After waiting nearly a year for the wrinkles to be ironed out of the cash grant portion of the American Recovery and Reinvestment Act of 2009 (ARRA), Eldorado Artesian Springs Inc., a Louisville, Colorado-based bottler of spring water working from a natural spring in Eldorado, is ready to convert its operation to solar.
ARRA, passed in February of this year, provided the mechanism to deliver cash grants (worth 30 percent of a project’s cost) in lieu of tax credits at its inception, but it wasn’t until late June that regulators defined the rules under which the grants would be allocated.
Those rulings, combined with a loosening of credit markets nationwide as the economy began to improve, allowed Eldorado to proceed with the installation of a 100-kilowatt solar array comprising more than 450 panels.

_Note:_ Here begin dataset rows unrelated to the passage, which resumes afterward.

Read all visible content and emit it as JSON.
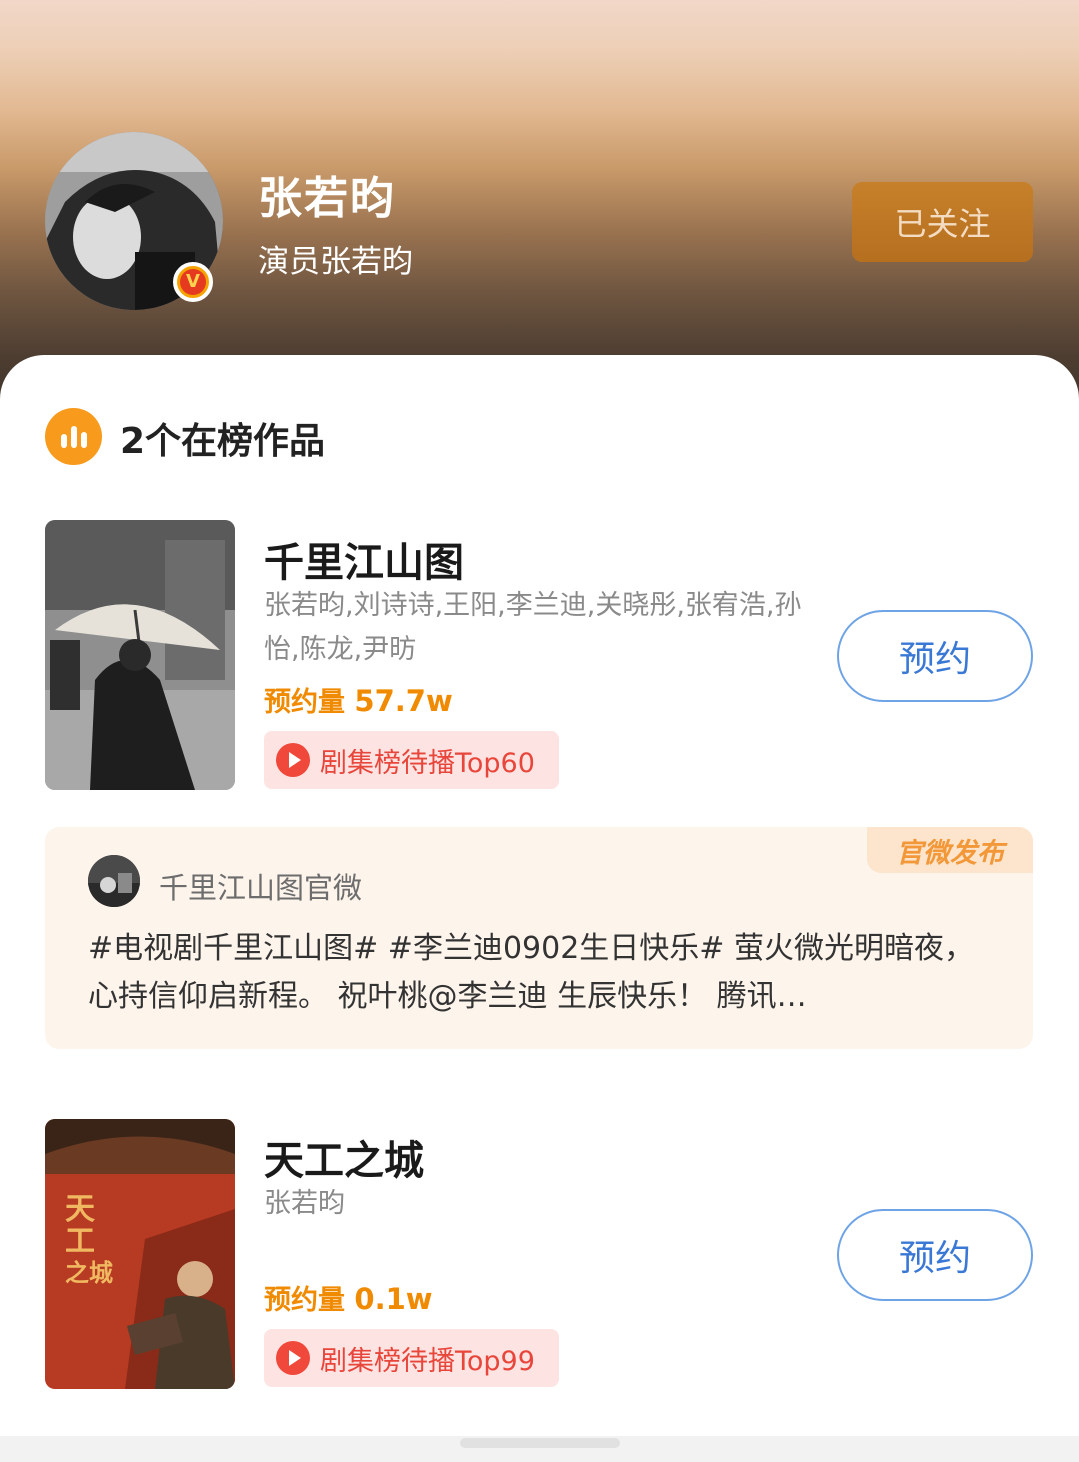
{
  "profile": {
    "name": "张若昀",
    "subtitle": "演员张若昀",
    "verified_badge": "V",
    "follow_label": "已关注"
  },
  "section": {
    "icon": "bar-chart-icon",
    "title": "2个在榜作品"
  },
  "works": [
    {
      "title": "千里江山图",
      "cast": "张若昀,刘诗诗,王阳,李兰迪,关晓彤,张宥浩,孙怡,陈龙,尹昉",
      "reserve_label": "预约量",
      "reserve_value": "57.7w",
      "rank_label": "剧集榜待播Top60",
      "button_label": "预约"
    },
    {
      "title": "天工之城",
      "cast": "张若昀",
      "reserve_label": "预约量",
      "reserve_value": "0.1w",
      "rank_label": "剧集榜待播Top99",
      "button_label": "预约"
    }
  ],
  "post": {
    "badge": "官微发布",
    "author": "千里江山图官微",
    "text": "#电视剧千里江山图# #李兰迪0902生日快乐# 萤火微光明暗夜，心持信仰启新程。 祝叶桃@李兰迪 生辰快乐！ 腾讯…"
  },
  "colors": {
    "accent_orange": "#f08a00",
    "button_blue": "#3a78d6",
    "rank_red": "#e8453b",
    "follow_bg": "#c7802a"
  }
}
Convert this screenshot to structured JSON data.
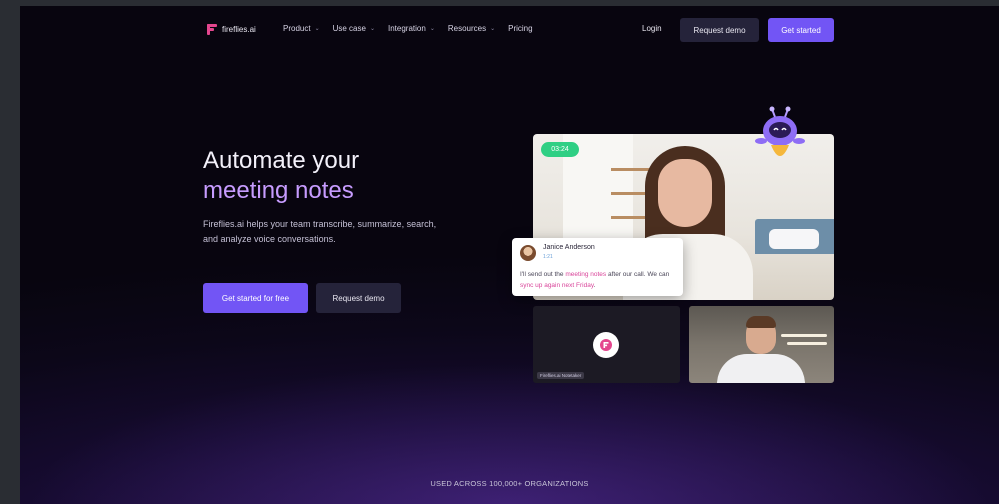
{
  "nav": {
    "logo_text": "fireflies.ai",
    "menu": [
      {
        "label": "Product",
        "has_dropdown": true
      },
      {
        "label": "Use case",
        "has_dropdown": true
      },
      {
        "label": "Integration",
        "has_dropdown": true
      },
      {
        "label": "Resources",
        "has_dropdown": true
      },
      {
        "label": "Pricing",
        "has_dropdown": false
      }
    ],
    "login": "Login",
    "request_demo": "Request demo",
    "get_started": "Get started"
  },
  "hero": {
    "title_line1": "Automate your",
    "title_line2": "meeting notes",
    "description": "Fireflies.ai helps your team transcribe, summarize, search, and analyze voice conversations.",
    "cta_primary": "Get started for free",
    "cta_secondary": "Request demo"
  },
  "video": {
    "timer": "03:24",
    "chat": {
      "name": "Janice Anderson",
      "time": "1:21",
      "msg_part1": "I'll send out the ",
      "msg_hl1": "meeting notes",
      "msg_part2": " after our call. We can ",
      "msg_hl2": "sync up again next Friday",
      "msg_part3": "."
    },
    "notetaker_label": "Fireflies.ai Notetaker"
  },
  "footer": {
    "text": "USED ACROSS 100,000+ ORGANIZATIONS"
  },
  "colors": {
    "accent": "#7255f5",
    "brand_pink": "#e4468e",
    "highlight_purple": "#c79cff",
    "timer_green": "#2fcf84",
    "background": "#0c0719"
  },
  "icons": [
    "fireflies-logo-icon",
    "chevron-down-icon",
    "robot-mascot-icon"
  ]
}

The array will provide enough power to Eldorado’s bottling operations to account for 50 percent of energy needs, and will offset more than four million pounds of greenhouse gases over its lifetime, or the equivalent of taking more than 21 cars off the road over the next quarter-century, or planting 35 acres of trees. If used residentially, the solar energy could power about 80 to 100 homes.
The system was installed by Boulder-based Namaste Solar Electric, a design-build solar energy firm that is 100-percent employee-owned. Namaste, which has about 55 employees, is rising from the ashes on the activation of ARRA’s cash grant program, which allows companies to bypass their tax liability status (or lack thereof, given the recession) and claim a portion of ARRA’s renewable energy funding.
The panels themselves are owned by Boulder-based Next Gen Energy Partners, a renewable energy investment firm which provides venture capital. Not to be confused with Next Generation Energy of Lafayette, Colorado, an installer of solar energy systems.
Eldorado is Namaste’s first large-scale solar project since the recession hit in December of 2007, and company officials hope to see other projects sidelined by the economy put back on the table.
Namaste credits its survival during 2008 and 2009 to Boulder’s ClimateSmart program, which provided low-interest loans to homeowners who wanted to add solar panels to their roofs. If not for that steady trickle of small, residential jobs, the revenue sharing model on which Namaste is based would have failed.
Now, as the nation emerges from one of the worst recessions since the Great Depression, ARRA and programs like ClimateSmart may be just the impetus needed to put solar energy over the top of that magical 1 percent (of U.S. energy generation) that seems to stand as a barrier not only to grid parity but to the adoption of solar as a viable energy source.